"I regret it also, but I am powerless."

"We played together here as children," said Marteau. "My father has kept it well since. Your father died and now mine is gone——"

"And I am very sorry," answered the young woman softly.

Marteau turned away, peered out of the window and sank into gloomy silence.

CHAPTER IX

THE EMPEROR EATS AND RIDES

Sézanne was a scene of the wildest confusion that night. It was congested with troops and more and more were arriving every minute. They entered the town in fearful condition. They had been weary and ragged and naked before. Now they were in a state of extreme prostration; wet, cold, covered with mud. The roads were blocked with mired artillery, the guns were sunk into the mud to the hubs, the tired horses could no longer move them. The woods on either side were full of stragglers, many of whom had dropped down on the wet ground and slept the sleep of complete exhaustion. Some, indeed, sick and helpless, died where they lay. Everything eatable and drinkable in Sézanne had vanished as a green field before a swarm of locusts when Marmont's division had come through some hours before.

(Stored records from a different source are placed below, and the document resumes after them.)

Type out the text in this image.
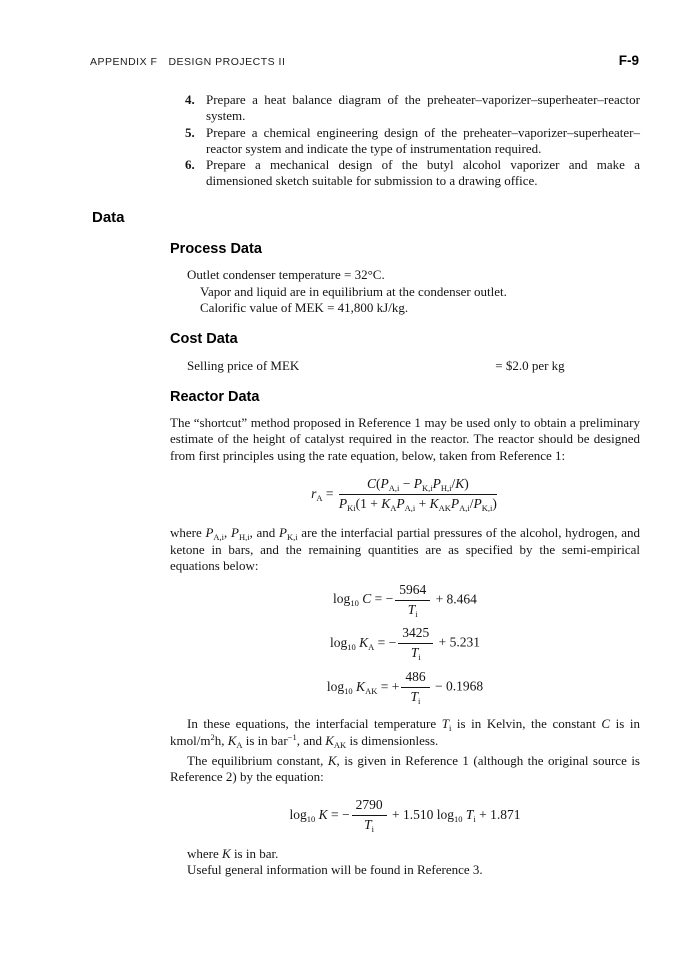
APPENDIX F DESIGN PROJECTS II	F-9
4. Prepare a heat balance diagram of the preheater–vaporizer–superheater–reactor system.
5. Prepare a chemical engineering design of the preheater–vaporizer–superheater–reactor system and indicate the type of instrumentation required.
6. Prepare a mechanical design of the butyl alcohol vaporizer and make a dimensioned sketch suitable for submission to a drawing office.
Data
Process Data
Outlet condenser temperature = 32°C.
Vapor and liquid are in equilibrium at the condenser outlet.
Calorific value of MEK = 41,800 kJ/kg.
Cost Data
Selling price of MEK	= $2.0 per kg
Reactor Data
The “shortcut” method proposed in Reference 1 may be used only to obtain a preliminary estimate of the height of catalyst required in the reactor. The reactor should be designed from first principles using the rate equation, below, taken from Reference 1:
$r_A = \frac{C(P_{A,i} - P_{K,i}P_{H,i}/K)}{P_{Ki}(1 + K_AP_{A,i} + K_{AK}P_{A,i}/P_{K,i})}$
where $P_{A,i}$, $P_{H,i}$, and $P_{K,i}$ are the interfacial partial pressures of the alcohol, hydrogen, and ketone in bars, and the remaining quantities are as specified by the semi-empirical equations below:
$\log_{10} C$ = − $\frac{5964}{T_i} + 8.464$
$\log_{10} K_A$ = − $\frac{3425}{T_i} + 5.231$
$\log_{10} K_{AK}$ = + $\frac{486}{T_i} - 0.1968$
In these equations, the interfacial temperature $T_i$ is in Kelvin, the constant C is in kmol/$m^2h$, $K_A$ is in bar$^{-1}$, and $K_{AK}$ is dimensionless.
The equilibrium constant, K, is given in Reference 1 (although the original source is Reference 2) by the equation:
$\log_{10} K$ = − $\frac{2790}{T_i} + 1.510$ $\log_{10} T_i + 1.871$
where K is in bar.
Useful general information will be found in Reference 3.
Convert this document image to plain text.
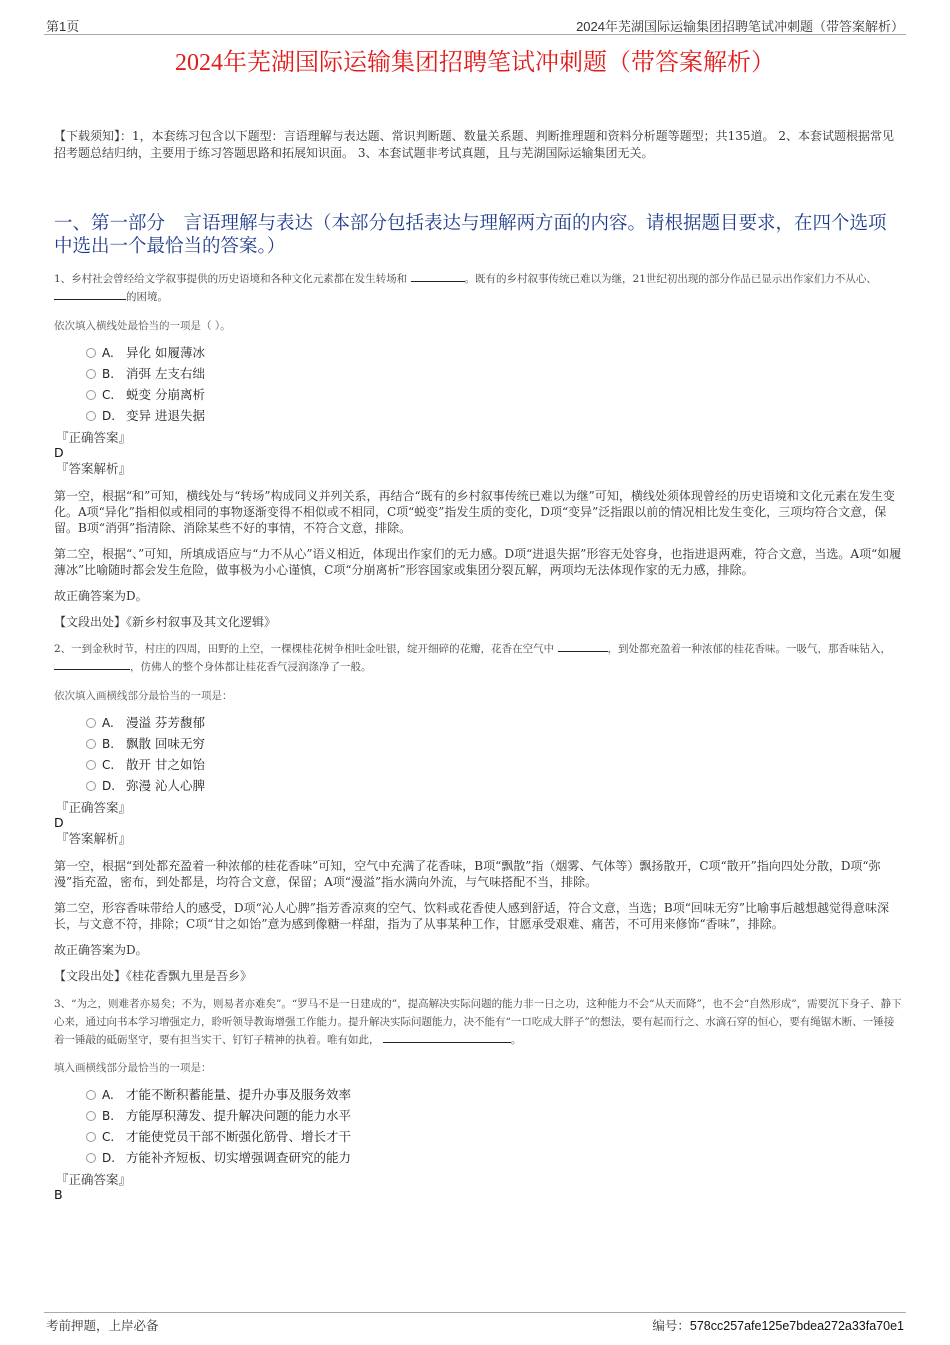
第1页	2024年芜湖国际运输集团招聘笔试冲刺题（带答案解析）
2024年芜湖国际运输集团招聘笔试冲刺题（带答案解析）
【下载须知】：1，本套练习包含以下题型：言语理解与表达题、常识判断题、数量关系题、判断推理题和资料分析题等题型；共135道。 2、本套试题根据常见招考题总结归纳，主要用于练习答题思路和拓展知识面。 3、本套试题非考试真题，且与芜湖国际运输集团无关。
一、第一部分　言语理解与表达（本部分包括表达与理解两方面的内容。请根据题目要求，在四个选项中选出一个最恰当的答案。）
1、乡村社会曾经给文学叙事提供的历史语境和各种文化元素都在发生转场和	。既有的乡村叙事传统已难以为继，21世纪初出现的部分作品已显示出作家们力不从心、
的困境。
依次填入横线处最恰当的一项是（ ）。
A. 异化 如履薄冰
B. 消弭 左支右绌
C. 蜕变 分崩离析
D. 变异 进退失据
『正确答案』
D
『答案解析』
第一空，根据“和”可知，横线处与“转场”构成同义并列关系，再结合“既有的乡村叙事传统已难以为继”可知，横线处须体现曾经的历史语境和文化元素在发生变化。A项“异化”指相似或相同的事物逐渐变得不相似或不相同，C项“蜕变”指发生质的变化，D项“变异”泛指跟以前的情况相比发生变化，三项均符合文意，保留。B项“消弭”指清除、消除某些不好的事情，不符合文意，排除。
第二空，根据“、”可知，所填成语应与“力不从心”语义相近，体现出作家们的无力感。D项“进退失据”形容无处容身，也指进退两难，符合文意，当选。A项“如履薄冰”比喻随时都会发生危险，做事极为小心谨慎，C项“分崩离析”形容国家或集团分裂瓦解，两项均无法体现作家的无力感，排除。
故正确答案为D。
【文段出处】《新乡村叙事及其文化逻辑》
2、一到金秋时节，村庄的四周，田野的上空，一棵棵桂花树争相吐金吐银，绽开细碎的花瓣，花香在空气中	，到处都充盈着一种浓郁的桂花香味。一吸气，那香味钻入，
，仿佛人的整个身体都让桂花香气浸润涤净了一般。
依次填入画横线部分最恰当的一项是：
A. 漫溢 芬芳馥郁
B. 飘散 回味无穷
C. 散开 甘之如饴
D. 弥漫 沁人心脾
『正确答案』
D
『答案解析』
第一空，根据“到处都充盈着一种浓郁的桂花香味”可知，空气中充满了花香味，B项“飘散”指（烟雾、气体等）飘扬散开，C项“散开”指向四处分散，D项“弥漫”指充盈，密布，到处都是，均符合文意，保留；A项“漫溢”指水满向外流，与气味搭配不当，排除。
第二空，形容香味带给人的感受，D项“沁人心脾”指芳香凉爽的空气、饮料或花香使人感到舒适，符合文意，当选；B项“回味无穷”比喻事后越想越觉得意味深长，与文意不符，排除；C项“甘之如饴”意为感到像糖一样甜，指为了从事某种工作，甘愿承受艰难、痛苦，不可用来修饰“香味”，排除。
故正确答案为D。
【文段出处】《桂花香飘九里是吾乡》
3、“为之，则难者亦易矣；不为，则易者亦难矣”。“罗马不是一日建成的”，提高解决实际问题的能力非一日之功，这种能力不会“从天而降”，也不会“自然形成”，需要沉下身子、静下心来，通过向书本学习增强定力，聆听领导教诲增强工作能力。提升解决实际问题能力，决不能有“一口吃成大胖子”的想法，要有起而行之、水滴石穿的恒心，要有绳锯木断、一锤接着一锤敲的砥砺坚守，要有担当实干、钉钉子精神的执着。唯有如此，	。
填入画横线部分最恰当的一项是：
A. 才能不断积蓄能量、提升办事及服务效率
B. 方能厚积薄发、提升解决问题的能力水平
C. 才能使党员干部不断强化筋骨、增长才干
D. 方能补齐短板、切实增强调查研究的能力
『正确答案』
B
考前押题，上岸必备	编号：578cc257afe125e7bdea272a33fa70e1
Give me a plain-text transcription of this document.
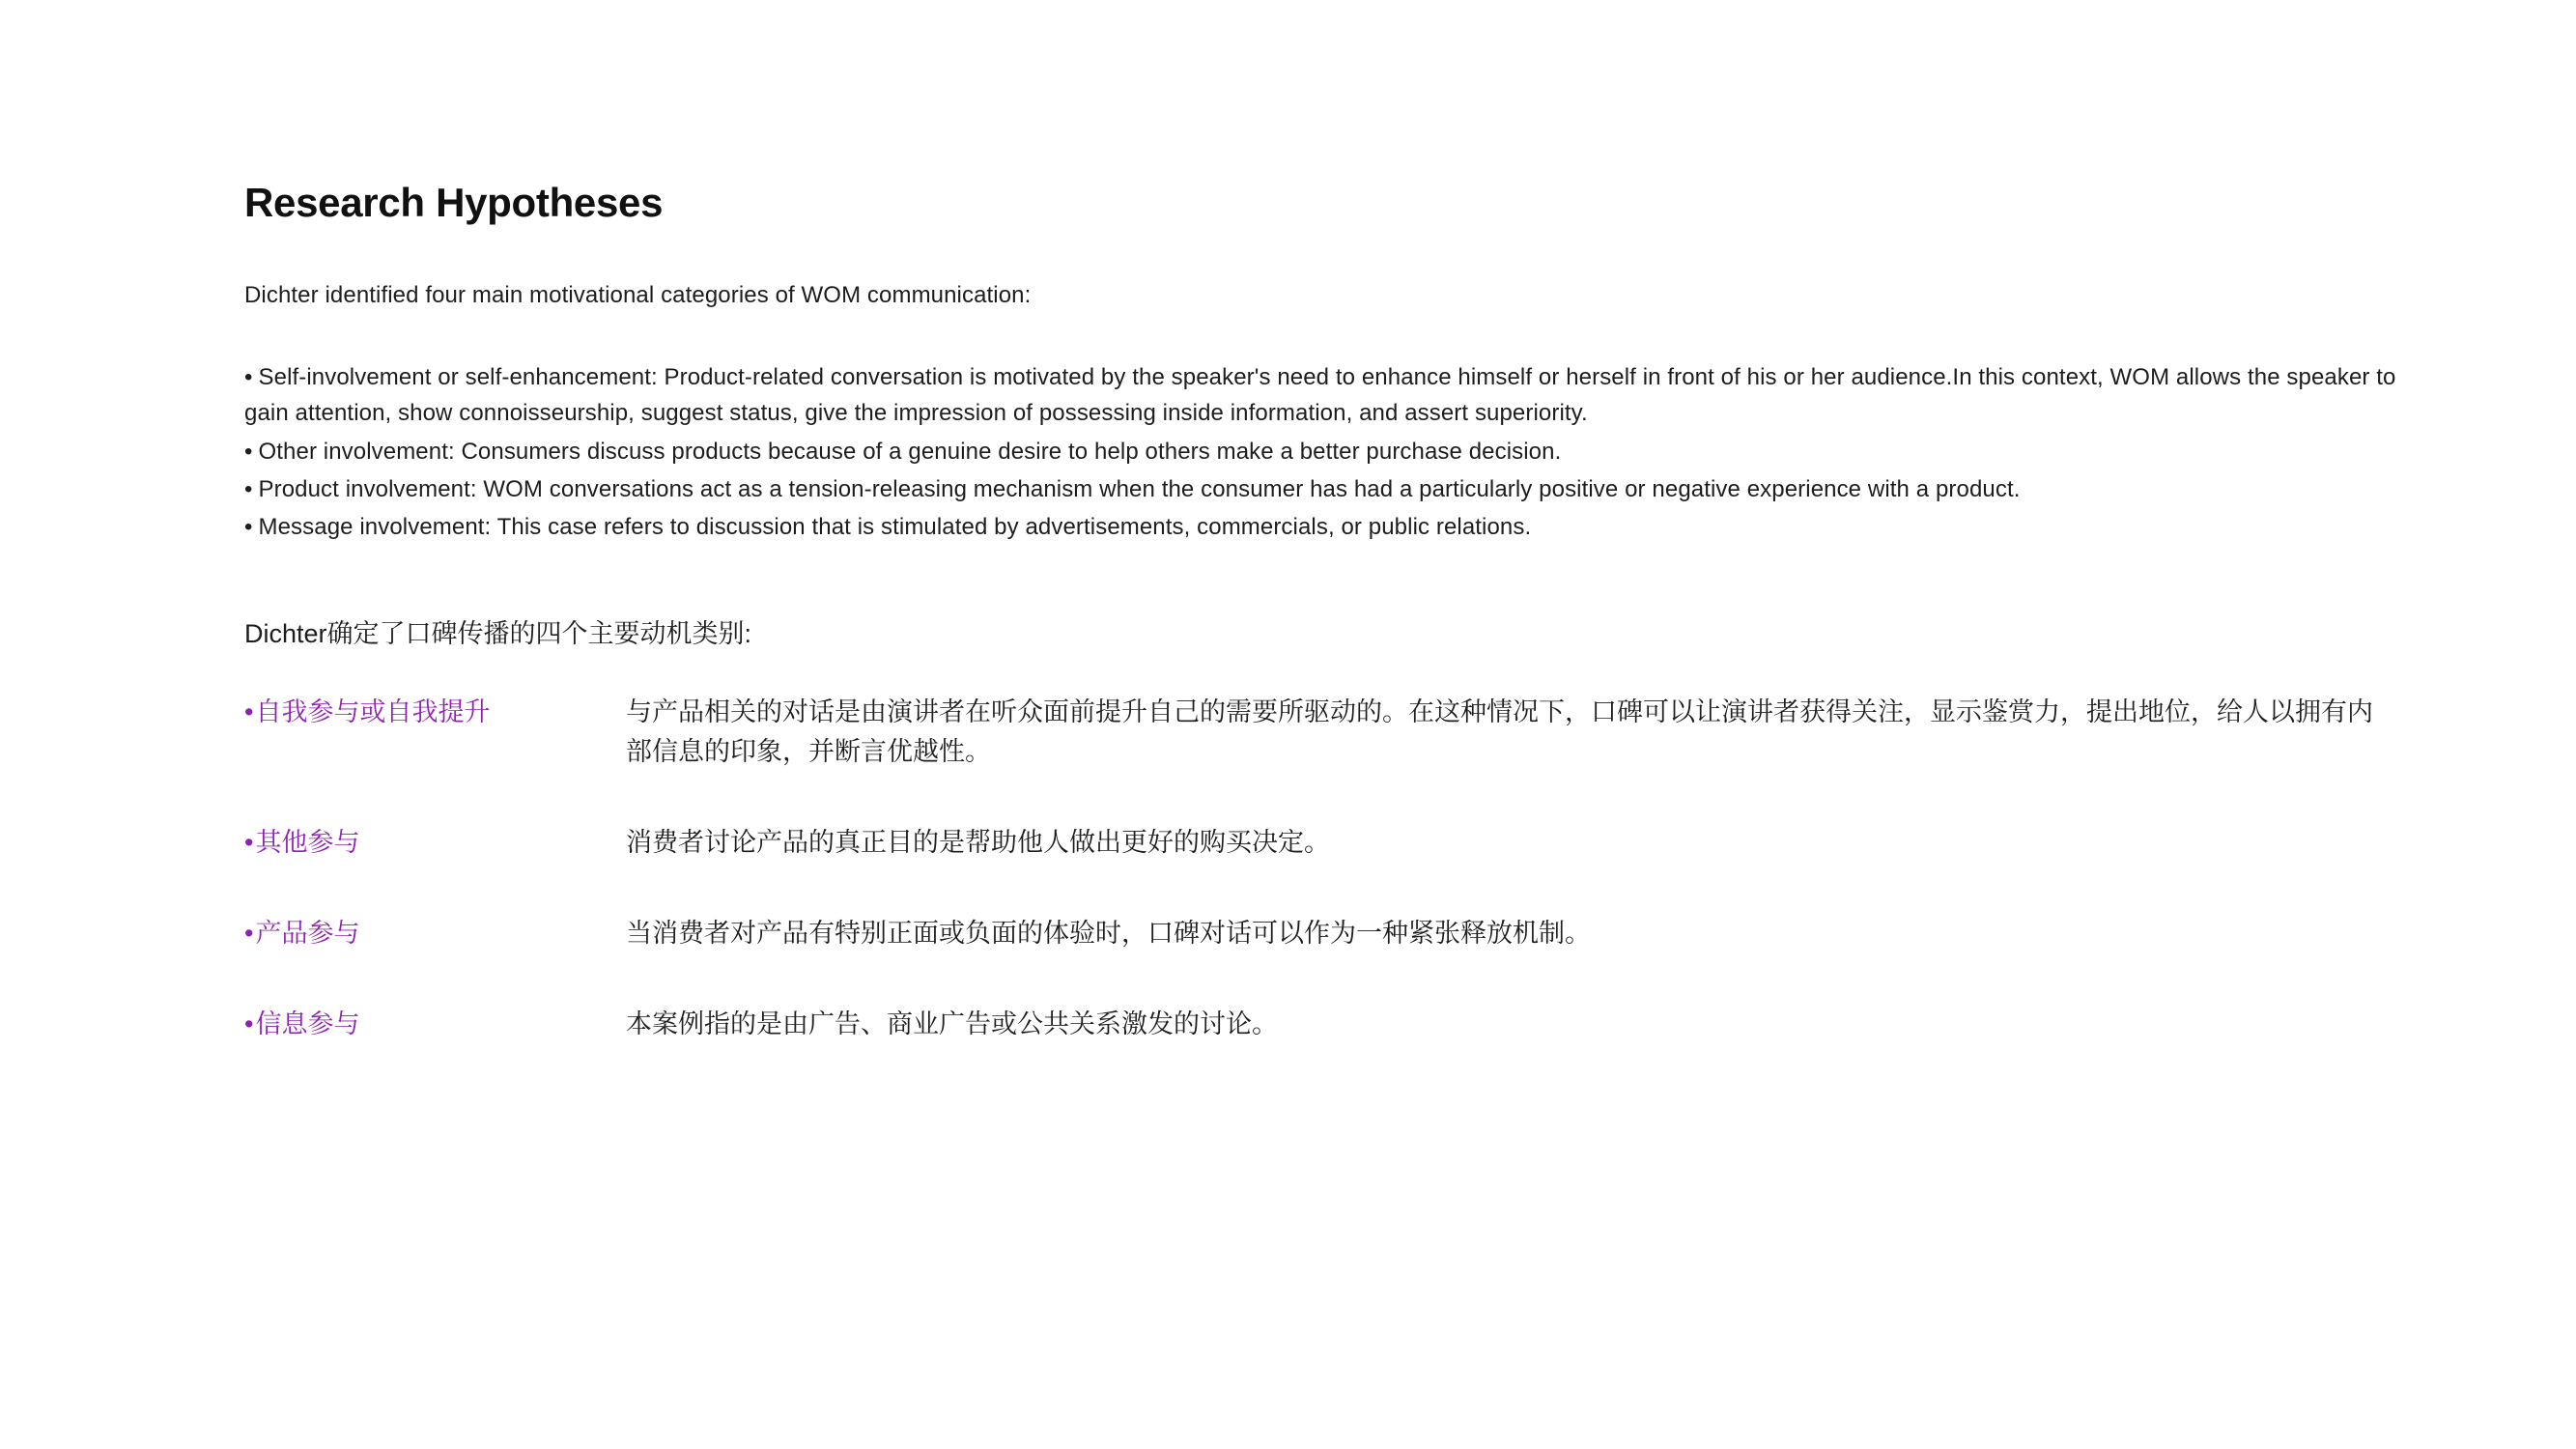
Research Hypotheses

Dichter identified four main motivational categories of WOM communication:

• Self-involvement or self-enhancement: Product-related conversation is motivated by the speaker's need to enhance himself or herself in front of his or her audience.In this context, WOM allows the speaker to gain attention, show connoisseurship, suggest status, give the impression of possessing inside information, and assert superiority.
• Other involvement: Consumers discuss products because of a genuine desire to help others make a better purchase decision.
• Product involvement: WOM conversations act as a tension-releasing mechanism when the consumer has had a particularly positive or negative experience with a product.
• Message involvement: This case refers to discussion that is stimulated by advertisements, commercials, or public relations.

Dichter确定了口碑传播的四个主要动机类别:

•自我参与或自我提升	与产品相关的对话是由演讲者在听众面前提升自己的需要所驱动的。在这种情况下，口碑可以让演讲者获得关注，显示鉴赏力，提出地位，给人以拥有内部信息的印象，并断言优越性。
•其他参与	消费者讨论产品的真正目的是帮助他人做出更好的购买决定。
•产品参与	当消费者对产品有特别正面或负面的体验时，口碑对话可以作为一种紧张释放机制。
•信息参与	本案例指的是由广告、商业广告或公共关系激发的讨论。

The town boasted a little square or open space in the midst. A huge fire was burning in the center of this open space. A cordon of grenadiers kept the ground about the fire clear of stragglers. Suddenly the Emperor rode into the midst. He was followed by a wet, cold, mud-spattered, bedraggled staff, all of them unutterably weary. Intense resolution blazed in the Emperor's eyes. He had had nothing to eat or drink since morning, but that ancient bodily vigor, that wonderful power of endurance, which had stood him in such good stead in days gone by, seemed to have come back to him now. He was all fire and energy and determination. So soon as his presence was known, couriers reported to him. Many of them he stopped with questions.

"The convoy of arms, provisions, powder," he snapped out to an officer of Marmont's division approaching him, "which was to meet us here. Have you seen it?"